As the flagship Android smartphone developed with Google, it is only fitting that the Nexus 6P packs the very best hardware available. The Nexus 6P sports a 5.7-inch 2K AMOLED display, a Qualcomm Snapdragon 810 processor paired with 3GB of RAM, up to 128GB of internal storage, a 3,450mAh battery, a 12.3MP rear Sony camera and an 8MP front-facing camera, a USB Type-C port (with support for fast charging), and of course, Android 6.0 Marshmallow out of the box.
Of course, those who prefer a more understated colour won’t feel out of place with the Black version. The Nexus letters at the back are visible only in certain angles, and the Huawei branding at the bottom is even harder to see from a distance.

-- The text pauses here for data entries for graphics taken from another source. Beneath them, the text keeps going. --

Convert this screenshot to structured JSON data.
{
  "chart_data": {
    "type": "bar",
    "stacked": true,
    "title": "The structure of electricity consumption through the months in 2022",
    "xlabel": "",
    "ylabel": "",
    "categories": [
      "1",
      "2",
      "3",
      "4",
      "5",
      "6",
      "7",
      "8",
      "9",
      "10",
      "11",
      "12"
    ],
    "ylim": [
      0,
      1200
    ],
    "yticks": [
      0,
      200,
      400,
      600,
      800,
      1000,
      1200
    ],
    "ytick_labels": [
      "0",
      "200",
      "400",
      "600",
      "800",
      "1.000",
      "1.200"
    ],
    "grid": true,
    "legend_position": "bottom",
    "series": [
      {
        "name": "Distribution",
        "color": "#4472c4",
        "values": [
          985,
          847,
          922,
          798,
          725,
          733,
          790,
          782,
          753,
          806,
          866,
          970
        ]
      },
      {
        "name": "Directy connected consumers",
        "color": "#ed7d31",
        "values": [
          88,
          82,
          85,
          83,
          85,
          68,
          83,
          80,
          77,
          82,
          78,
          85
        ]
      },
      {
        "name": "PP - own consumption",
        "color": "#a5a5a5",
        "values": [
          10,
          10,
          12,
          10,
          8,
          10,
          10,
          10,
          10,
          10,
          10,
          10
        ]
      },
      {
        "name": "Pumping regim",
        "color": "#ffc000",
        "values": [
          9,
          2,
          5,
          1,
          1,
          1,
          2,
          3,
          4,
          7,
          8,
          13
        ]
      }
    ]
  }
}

The metal construction makes the entire phone feel really good in the hands; there’s a heftness to it that is very well balanced – it’s not too heavy nor is it too light, while the oh so subtle curve at the back ensures it is comfortable to hold. In fact, it is quite similar to Huawei’s own metal-clad Mate S flagship smartphone the Chinese company announced a few months ago.
Huawei’s expertise does not end there. At the back, a round fingerprint sensor is located just above the Nexus logo, and it uses the same sensor found on the Mate S – and that’s awesome, because that is one one the fastest around. Simply tap on the sensor with a registered finger, and the 6P unlocks in less than a blink of an eye.
That is where things look vastly different from the Mate S. The Nexus 6P is of course running on Android 6.0 Marshmallow, and while the UI may look largely similar as previous Android versions, most of Marshmallow’s new features are just a tap away or already working in the background.
The highlight, of course, is Now On Tap. This feature is basically Google Now on steroids, and is a major testament of Google’s advancements in machine learning. Now On Tap is activated on any screen with a long press of the Home button (just like Google Now). Android then scans what’s on the screen, before offering contextual suggestions that predict what you might want to do next. One example is when you’re having a conversation with a friend via text message, and decide to meet at a cafe later in the day. When activated, Now On Tap will offer suggestions such as creating a Calendar entry for that appointment, look up the location of the cafe in Maps, or show reviews of the cafe itself.
Some may call it magic, but to Google this is machine learning at work to make life easier for humans.
Unfortunately, being in a demo room with less than ideal conditions (and a rainy outdoor) meant that we couldn’t try out how impressive the new camera was. What was immediately noticeable was in the speed with which the camera app launches and locks focus; this was likely one area that Google spent a considerable amount of time on.
As far as first impressions go, the Nexus 6P really left me wanting to spend a lot more time than what I had with it. The premium construction was evident, the software is highly intriguing and quite frankly I’m curious how the camera performs. Thankfully, we won’t have to wait too long: Huawei Malaysia has mentioned that the company plans to launch the Nexus 6P in Malaysia as early as this month.